Enhanced credibility:

It typically takes some significant period of time for a young business to build market credibility and a strong customer base. For such companies, forming a joint venture with a larger, well-known brand can help them achieve enhanced marketplace visibility and credibility more quickly.



Unlike a business merger or an acquisition a joint venture is a temporary contract between parties that dissolves at a specific future date or when the project is completed. The parties entering into a joint venture are not required to create a new business entity under which the project is then completed, providing a degree of flexibility not found in more permanent business strategies. Also, parties do not need to give up control of their businesses to another entity, nor do they have to cease ongoing business operations while the joint venture is underway. Each party is able to maintain its own identity and can easily return to normal business operations once the joint venture is complete.


High chance of project success:

Chances of success of the development project will become higher as partners will pull together resources and capabilities from different field.

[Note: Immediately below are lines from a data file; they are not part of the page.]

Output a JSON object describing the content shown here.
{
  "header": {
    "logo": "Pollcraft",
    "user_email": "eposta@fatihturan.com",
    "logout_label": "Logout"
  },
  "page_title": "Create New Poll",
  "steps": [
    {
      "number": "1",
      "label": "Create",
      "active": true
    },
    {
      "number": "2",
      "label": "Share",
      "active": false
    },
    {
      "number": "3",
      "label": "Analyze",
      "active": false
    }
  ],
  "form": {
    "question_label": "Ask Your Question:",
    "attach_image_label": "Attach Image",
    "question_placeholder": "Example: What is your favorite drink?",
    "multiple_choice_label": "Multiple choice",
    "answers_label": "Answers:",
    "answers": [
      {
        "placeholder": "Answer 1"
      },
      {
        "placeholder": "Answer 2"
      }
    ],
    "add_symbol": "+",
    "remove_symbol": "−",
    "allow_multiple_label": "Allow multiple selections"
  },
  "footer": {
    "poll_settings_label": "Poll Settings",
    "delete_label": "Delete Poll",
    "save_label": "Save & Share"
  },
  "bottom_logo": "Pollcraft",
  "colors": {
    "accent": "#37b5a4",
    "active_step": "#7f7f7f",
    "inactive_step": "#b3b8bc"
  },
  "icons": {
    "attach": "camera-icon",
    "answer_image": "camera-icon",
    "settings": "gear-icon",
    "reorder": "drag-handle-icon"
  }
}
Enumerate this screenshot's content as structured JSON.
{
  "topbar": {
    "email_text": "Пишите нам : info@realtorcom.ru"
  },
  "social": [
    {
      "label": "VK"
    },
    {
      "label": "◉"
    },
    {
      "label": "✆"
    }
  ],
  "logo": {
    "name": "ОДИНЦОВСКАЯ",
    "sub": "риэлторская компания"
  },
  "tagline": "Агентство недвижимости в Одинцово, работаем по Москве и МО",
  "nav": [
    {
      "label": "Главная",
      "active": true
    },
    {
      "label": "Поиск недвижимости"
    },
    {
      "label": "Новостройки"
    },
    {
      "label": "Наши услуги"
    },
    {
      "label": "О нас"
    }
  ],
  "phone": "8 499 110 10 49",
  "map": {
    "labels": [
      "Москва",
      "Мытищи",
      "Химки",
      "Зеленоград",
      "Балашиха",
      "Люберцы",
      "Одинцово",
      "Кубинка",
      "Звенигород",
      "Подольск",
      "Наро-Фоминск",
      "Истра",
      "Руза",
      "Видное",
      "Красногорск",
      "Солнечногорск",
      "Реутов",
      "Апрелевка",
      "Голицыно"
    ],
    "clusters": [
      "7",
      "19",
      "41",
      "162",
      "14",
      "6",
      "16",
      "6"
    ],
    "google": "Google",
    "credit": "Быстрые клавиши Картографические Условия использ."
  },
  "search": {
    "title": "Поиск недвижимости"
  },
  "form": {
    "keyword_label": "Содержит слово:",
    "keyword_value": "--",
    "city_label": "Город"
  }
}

Joint venture will help to build relationships and networks, even though partnership is only for a specific goal, it enables partners to create long-lasting business relationships.


However,  like all relationships, there are pitfalls and challenges of which to be wary and it is best to start the relationship built on a stable foundation of communication and trust, as well as an equitable spread of profit and loses.


Disadvantages of Joint Venture in Development


Lack of clear communication:

As a joint venture involves different companies from different horizons with different goals, there is often a severe lack of communication between partners. Partners may have different objectives for the joint venture, and pursuing separate objectives may threaten the success of the venture. For this reason, it is important when forming a joint venture arrangement that the objectives of the venture be clearly defined and communicated to everyone involved at the outset.


Cultural differences:

Cultural mismatches and different management styles between the firms engaged in the JV can lead to poor integration and cooperation, again threatening the success of the enterprise. It’s best to pursue JV opportunities with companies that have a corporate culture similar to that of your own company.


Great imbalance:

Because different companies are working together, imbalance in the levels of expertise, investment, or assets brought into the venture by the different parties may lead to problems between the parties. One party or the other may begin to feel that it is contributing the lion’s share of resources to the project and resent a 50/50 distribution of profits. This can be avoided by frank discussions and clear communication during the formation of the joint venture, so that each party clearly understands and readily accepts its role in the JV.


Exit Strategy:

It may be hard for you to exit the partnership as there is a contract involved

Once again, even though a joint venture is temporary, it is crucial that you know what you are getting into if you don’t want to be locked in a partnership.


Unreliable partners:

Because of the separate nature of a joint venture, it is possible that the partners do not devote 100% of their attention to the project and become unreliable.



There is no such thing as an equal involvement.

An equal pay may be possible, but it is extremely unlikely for all the companies working together to share the same involvement and responsibilities, the level of expertise and investment cannot be equally matched.